Ferrero and its affiliated companies will acquire Kellogg brands such as Keebler, Mother’s, Famous Amos, Murray’s and Murray’s Sugar Free, as well as cookies manufactured for Girl Scouts of the U.S.A. by Little Brownie Bakers. The sale also includes Kellogg’s fruit and fruit-flavored snacks, pie crusts and ice cream cones businesses.
In 2018, these combined businesses recorded net sales of nearly $900 million and operating profit of approximately $75 million, according to Kellogg.

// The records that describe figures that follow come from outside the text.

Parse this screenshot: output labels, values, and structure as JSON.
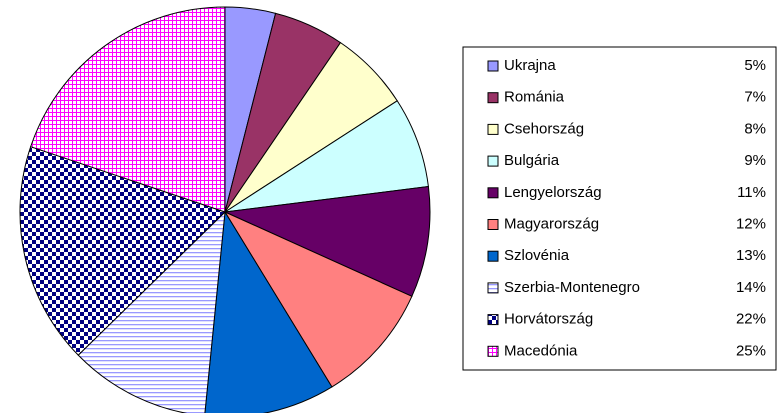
{
  "chart_data": {
    "type": "pie",
    "categories": [
      "Ukrajna",
      "Románia",
      "Csehország",
      "Bulgária",
      "Lengyelország",
      "Magyarország",
      "Szlovénia",
      "Szerbia-Montenegro",
      "Horvátország",
      "Macedónia"
    ],
    "values": [
      5,
      7,
      8,
      9,
      11,
      12,
      13,
      14,
      22,
      25
    ],
    "value_labels": [
      "5%",
      "7%",
      "8%",
      "9%",
      "11%",
      "12%",
      "13%",
      "14%",
      "22%",
      "25%"
    ],
    "colors": [
      "#9999ff",
      "#993366",
      "#ffffcc",
      "#ccffff",
      "#660066",
      "#ff8080",
      "#0066cc",
      "#9999ff",
      "#000080",
      "#ff00ff"
    ],
    "patterns": [
      null,
      null,
      null,
      null,
      null,
      null,
      null,
      "hlines",
      "checker",
      "grid"
    ],
    "legend": "right"
  }
}
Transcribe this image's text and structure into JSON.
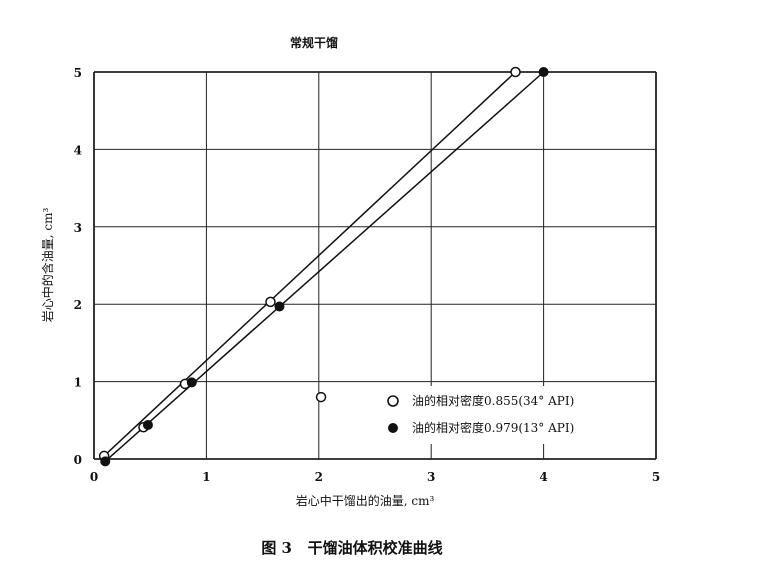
{
  "chart_data": {
    "type": "scatter",
    "title": "常规干馏",
    "caption": "图 3   干馏油体积校准曲线",
    "xlabel": "岩心中干馏出的油量, cm³",
    "ylabel": "岩心中的含油量, cm³",
    "xlim": [
      0,
      5
    ],
    "ylim": [
      0,
      5
    ],
    "xticks": [
      "0",
      "1",
      "2",
      "3",
      "4",
      "5"
    ],
    "yticks": [
      "0",
      "1",
      "2",
      "3",
      "4",
      "5"
    ],
    "grid": true,
    "legend_position": "bottom-right",
    "series": [
      {
        "name": "油的相对密度0.855(34° API)",
        "marker": "open-circle",
        "points": [
          [
            0.09,
            0.04
          ],
          [
            0.44,
            0.41
          ],
          [
            0.81,
            0.97
          ],
          [
            1.57,
            2.03
          ],
          [
            2.02,
            0.8
          ],
          [
            3.75,
            5.0
          ]
        ],
        "fit_line": [
          [
            0.09,
            0.04
          ],
          [
            3.75,
            5.0
          ]
        ]
      },
      {
        "name": "油的相对密度0.979(13° API)",
        "marker": "filled-circle",
        "points": [
          [
            0.1,
            -0.03
          ],
          [
            0.48,
            0.44
          ],
          [
            0.87,
            0.99
          ],
          [
            1.65,
            1.97
          ],
          [
            4.0,
            5.0
          ]
        ],
        "fit_line": [
          [
            0.1,
            -0.03
          ],
          [
            4.0,
            5.0
          ]
        ]
      }
    ]
  }
}
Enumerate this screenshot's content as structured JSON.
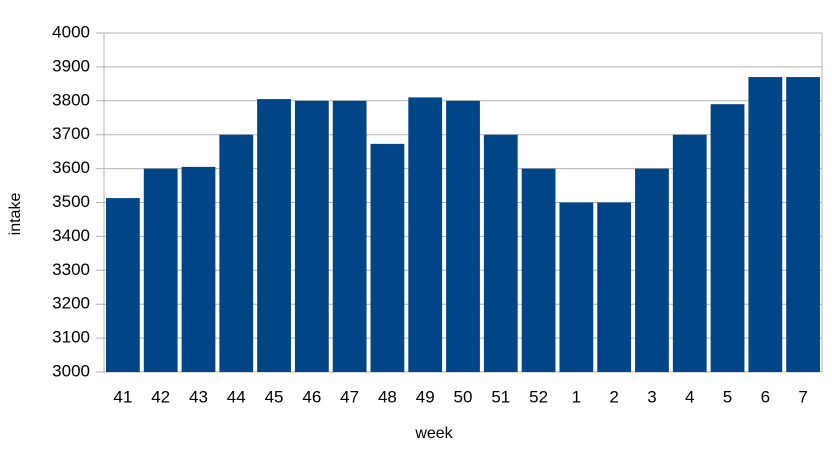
{
  "chart_data": {
    "type": "bar",
    "x_label": "week",
    "y_label": "intake",
    "categories": [
      "41",
      "42",
      "43",
      "44",
      "45",
      "46",
      "47",
      "48",
      "49",
      "50",
      "51",
      "52",
      "1",
      "2",
      "3",
      "4",
      "5",
      "6",
      "7"
    ],
    "values": [
      3513,
      3600,
      3605,
      3700,
      3805,
      3800,
      3800,
      3673,
      3810,
      3800,
      3700,
      3600,
      3500,
      3500,
      3600,
      3700,
      3790,
      3870,
      3870
    ],
    "color": "#004586",
    "ylim": [
      3000,
      4000
    ],
    "yticks": [
      3000,
      3100,
      3200,
      3300,
      3400,
      3500,
      3600,
      3700,
      3800,
      3900,
      4000
    ],
    "grid": true
  }
}
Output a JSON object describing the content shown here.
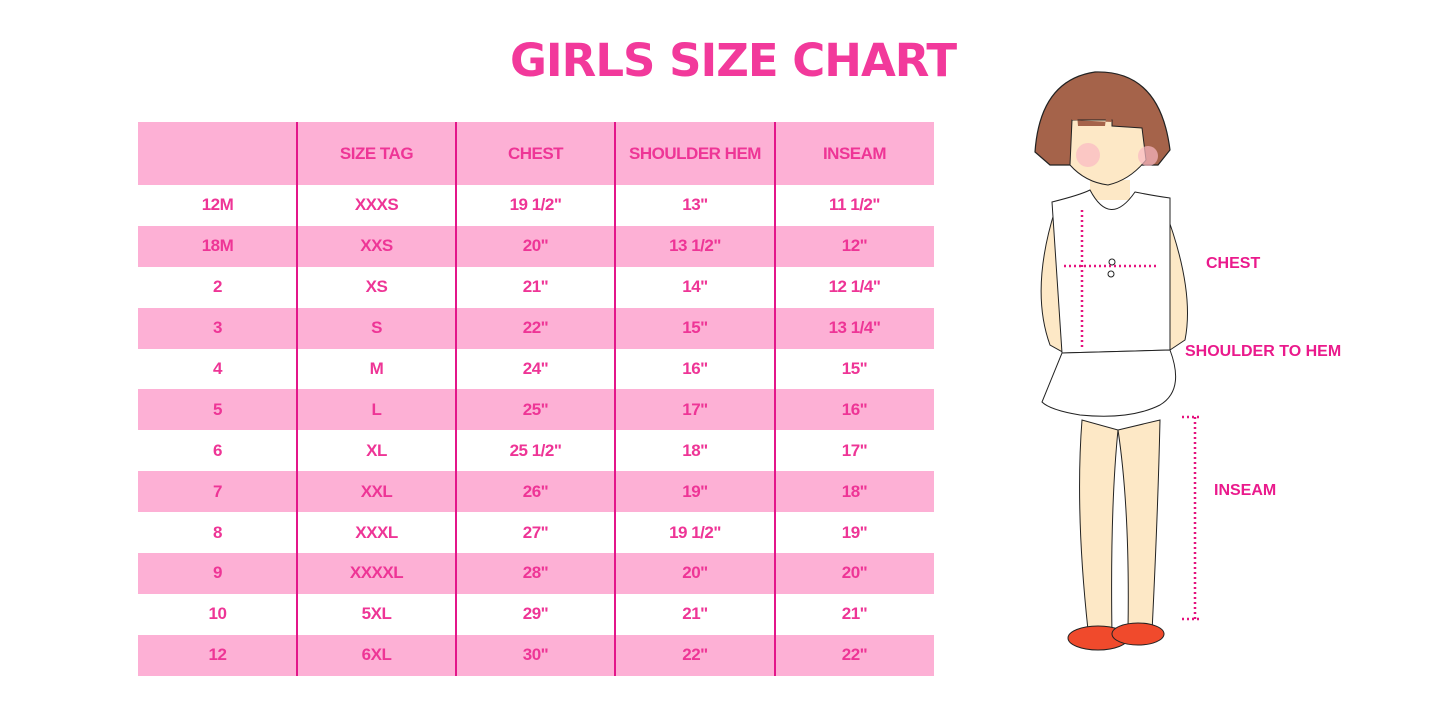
{
  "title": "GIRLS SIZE CHART",
  "table": {
    "headers": [
      "",
      "SIZE TAG",
      "CHEST",
      "SHOULDER HEM",
      "INSEAM"
    ],
    "rows": [
      [
        "12M",
        "XXXS",
        "19 1/2\"",
        "13\"",
        "11 1/2\""
      ],
      [
        "18M",
        "XXS",
        "20\"",
        "13 1/2\"",
        "12\""
      ],
      [
        "2",
        "XS",
        "21\"",
        "14\"",
        "12 1/4\""
      ],
      [
        "3",
        "S",
        "22\"",
        "15\"",
        "13 1/4\""
      ],
      [
        "4",
        "M",
        "24\"",
        "16\"",
        "15\""
      ],
      [
        "5",
        "L",
        "25\"",
        "17\"",
        "16\""
      ],
      [
        "6",
        "XL",
        "25 1/2\"",
        "18\"",
        "17\""
      ],
      [
        "7",
        "XXL",
        "26\"",
        "19\"",
        "18\""
      ],
      [
        "8",
        "XXXL",
        "27\"",
        "19 1/2\"",
        "19\""
      ],
      [
        "9",
        "XXXXL",
        "28\"",
        "20\"",
        "20\""
      ],
      [
        "10",
        "5XL",
        "29\"",
        "21\"",
        "21\""
      ],
      [
        "12",
        "6XL",
        "30\"",
        "22\"",
        "22\""
      ]
    ]
  },
  "illustration": {
    "labels": {
      "chest": "CHEST",
      "shoulder_to_hem": "SHOULDER TO HEM",
      "inseam": "INSEAM"
    }
  },
  "colors": {
    "accent": "#ee3596",
    "row_pink": "#fdb0d5",
    "divider": "#e3168a",
    "hair": "#a5634a",
    "skin": "#fde8c6",
    "shoes": "#f04a2c"
  }
}
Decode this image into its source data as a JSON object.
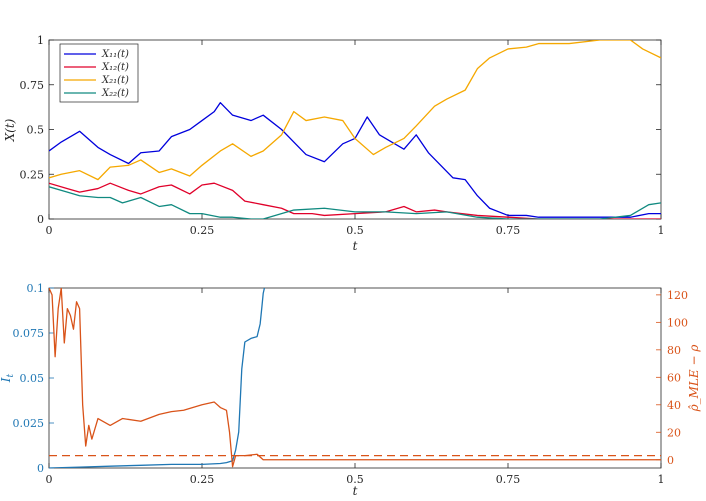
{
  "chart_data": [
    {
      "type": "line",
      "xlabel": "t",
      "ylabel": "X(t)",
      "xlim": [
        0,
        1
      ],
      "ylim": [
        0,
        1
      ],
      "x_ticks": [
        "0",
        "0.25",
        "0.5",
        "0.75",
        "1"
      ],
      "y_ticks": [
        "0",
        "0.25",
        "0.5",
        "0.75",
        "1"
      ],
      "legend_position": "top-left",
      "series": [
        {
          "name": "X₁₁(t)",
          "color": "#0000dd",
          "x": [
            0,
            0.02,
            0.05,
            0.08,
            0.1,
            0.13,
            0.15,
            0.18,
            0.2,
            0.23,
            0.25,
            0.27,
            0.28,
            0.3,
            0.33,
            0.35,
            0.38,
            0.4,
            0.42,
            0.45,
            0.48,
            0.5,
            0.52,
            0.54,
            0.56,
            0.58,
            0.6,
            0.62,
            0.64,
            0.66,
            0.68,
            0.7,
            0.72,
            0.75,
            0.78,
            0.8,
            0.85,
            0.9,
            0.95,
            0.98,
            1
          ],
          "y": [
            0.38,
            0.43,
            0.49,
            0.4,
            0.36,
            0.31,
            0.37,
            0.38,
            0.46,
            0.5,
            0.55,
            0.6,
            0.65,
            0.58,
            0.55,
            0.58,
            0.5,
            0.43,
            0.36,
            0.32,
            0.42,
            0.45,
            0.57,
            0.47,
            0.43,
            0.39,
            0.47,
            0.37,
            0.3,
            0.23,
            0.22,
            0.13,
            0.06,
            0.02,
            0.02,
            0.01,
            0.01,
            0.01,
            0.01,
            0.03,
            0.03
          ]
        },
        {
          "name": "X₁₂(t)",
          "color": "#e0002a",
          "x": [
            0,
            0.03,
            0.05,
            0.08,
            0.1,
            0.13,
            0.15,
            0.18,
            0.2,
            0.23,
            0.25,
            0.27,
            0.3,
            0.32,
            0.35,
            0.38,
            0.4,
            0.43,
            0.45,
            0.5,
            0.55,
            0.58,
            0.6,
            0.63,
            0.65,
            0.7,
            0.75,
            0.8,
            0.9,
            1
          ],
          "y": [
            0.2,
            0.17,
            0.15,
            0.17,
            0.2,
            0.16,
            0.14,
            0.18,
            0.19,
            0.14,
            0.19,
            0.2,
            0.16,
            0.1,
            0.08,
            0.06,
            0.03,
            0.03,
            0.02,
            0.03,
            0.04,
            0.07,
            0.04,
            0.05,
            0.04,
            0.02,
            0.01,
            0.0,
            0.0,
            0.0
          ]
        },
        {
          "name": "X₂₁(t)",
          "color": "#f5a800",
          "x": [
            0,
            0.02,
            0.05,
            0.08,
            0.1,
            0.13,
            0.15,
            0.18,
            0.2,
            0.23,
            0.25,
            0.28,
            0.3,
            0.33,
            0.35,
            0.38,
            0.4,
            0.42,
            0.45,
            0.48,
            0.5,
            0.53,
            0.55,
            0.58,
            0.6,
            0.63,
            0.65,
            0.68,
            0.7,
            0.72,
            0.75,
            0.78,
            0.8,
            0.85,
            0.9,
            0.95,
            0.97,
            1
          ],
          "y": [
            0.23,
            0.25,
            0.27,
            0.22,
            0.29,
            0.3,
            0.33,
            0.26,
            0.28,
            0.24,
            0.3,
            0.38,
            0.42,
            0.35,
            0.38,
            0.47,
            0.6,
            0.55,
            0.57,
            0.55,
            0.45,
            0.36,
            0.4,
            0.45,
            0.52,
            0.63,
            0.67,
            0.72,
            0.84,
            0.9,
            0.95,
            0.96,
            0.98,
            0.98,
            1.0,
            1.0,
            0.95,
            0.9
          ]
        },
        {
          "name": "X₂₂(t)",
          "color": "#108a80",
          "x": [
            0,
            0.03,
            0.05,
            0.08,
            0.1,
            0.12,
            0.15,
            0.18,
            0.2,
            0.23,
            0.25,
            0.28,
            0.3,
            0.33,
            0.35,
            0.4,
            0.45,
            0.5,
            0.55,
            0.6,
            0.65,
            0.7,
            0.75,
            0.8,
            0.9,
            0.95,
            0.98,
            1
          ],
          "y": [
            0.18,
            0.15,
            0.13,
            0.12,
            0.12,
            0.09,
            0.12,
            0.07,
            0.08,
            0.03,
            0.03,
            0.01,
            0.01,
            0.0,
            0.0,
            0.05,
            0.06,
            0.04,
            0.04,
            0.03,
            0.04,
            0.01,
            0.0,
            0.0,
            0.0,
            0.02,
            0.08,
            0.09
          ]
        }
      ]
    },
    {
      "type": "line",
      "xlabel": "t",
      "ylabel": "I_t",
      "ylabel_right": "ρ̂_MLE − ρ",
      "xlim": [
        0,
        1
      ],
      "ylim": [
        0,
        0.1
      ],
      "ylim_right": [
        -6,
        125
      ],
      "x_ticks": [
        "0",
        "0.25",
        "0.5",
        "0.75",
        "1"
      ],
      "y_ticks": [
        "0",
        "0.025",
        "0.05",
        "0.075",
        "0.1"
      ],
      "y_ticks_right": [
        "0",
        "20",
        "40",
        "60",
        "80",
        "100",
        "120"
      ],
      "left_color": "#1f77b4",
      "right_color": "#d95319",
      "series": [
        {
          "axis": "left",
          "color": "#1f77b4",
          "x": [
            0,
            0.05,
            0.1,
            0.15,
            0.2,
            0.25,
            0.28,
            0.29,
            0.3,
            0.305,
            0.31,
            0.315,
            0.32,
            0.33,
            0.34,
            0.345,
            0.348,
            0.35,
            0.352
          ],
          "y": [
            0,
            0.0005,
            0.001,
            0.0015,
            0.002,
            0.002,
            0.0025,
            0.003,
            0.004,
            0.01,
            0.02,
            0.055,
            0.07,
            0.072,
            0.073,
            0.08,
            0.09,
            0.097,
            0.1
          ]
        },
        {
          "axis": "right",
          "color": "#d95319",
          "x": [
            0,
            0.005,
            0.01,
            0.015,
            0.02,
            0.025,
            0.03,
            0.035,
            0.04,
            0.045,
            0.05,
            0.055,
            0.06,
            0.065,
            0.07,
            0.08,
            0.1,
            0.12,
            0.15,
            0.18,
            0.2,
            0.22,
            0.25,
            0.27,
            0.28,
            0.29,
            0.295,
            0.3,
            0.305,
            0.31,
            0.32,
            0.34,
            0.35,
            0.4,
            0.5,
            0.6,
            0.7,
            0.8,
            0.9,
            1
          ],
          "y": [
            125,
            120,
            75,
            110,
            125,
            85,
            110,
            105,
            95,
            115,
            110,
            40,
            10,
            25,
            15,
            30,
            25,
            30,
            28,
            33,
            35,
            36,
            40,
            42,
            38,
            36,
            20,
            -5,
            3,
            3,
            3,
            4,
            0,
            0,
            0,
            0,
            0,
            0,
            0,
            0
          ]
        },
        {
          "axis": "right",
          "color": "#d95319",
          "style": "dashed",
          "x": [
            0,
            1
          ],
          "y": [
            3,
            3
          ]
        }
      ]
    }
  ]
}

The Battle Creek-based food manufacturer will retain the rest of its North American snacking businesses, including its crackers, salty snacks, healthy snacks and toaster pastries brands such as Pop-Tarts, Eggo, Cheez-It and Pringles.
Kellogg and Ferrero expect the transaction to close in July.
Evercore was lead advisor to Kellogg on the transaction, with Goldman Sachs acting as co-advisor. Wachtell, Lipton, Rosen & Katz acted as Kellogg’s legal counsel.
JP Morgan Securities and Davis Polk & Wardwell LLP served as advisors to Ferrero.
Kellogg’s net sales in 2018 were approximately $13.5 billion, comprised principally of snacks and convenience foods like cereal and frozen foods. The company’s stock price closed on Monday, April at $56.22 per share, down from $63.12 a year ago.
Founded as a family business in Alba, Italy in 1946, Ferrero Group is the third-largest company in the global chocolate confectionary market, with global sales of over $12 billion, distribution across over 170 countries, and a workforce of more than 30,000 people across 55 countries. The company’s owned brands include Tic Tac, Ferrero Rocher, Nutella, Kinder Joy and Fannie May chocolates.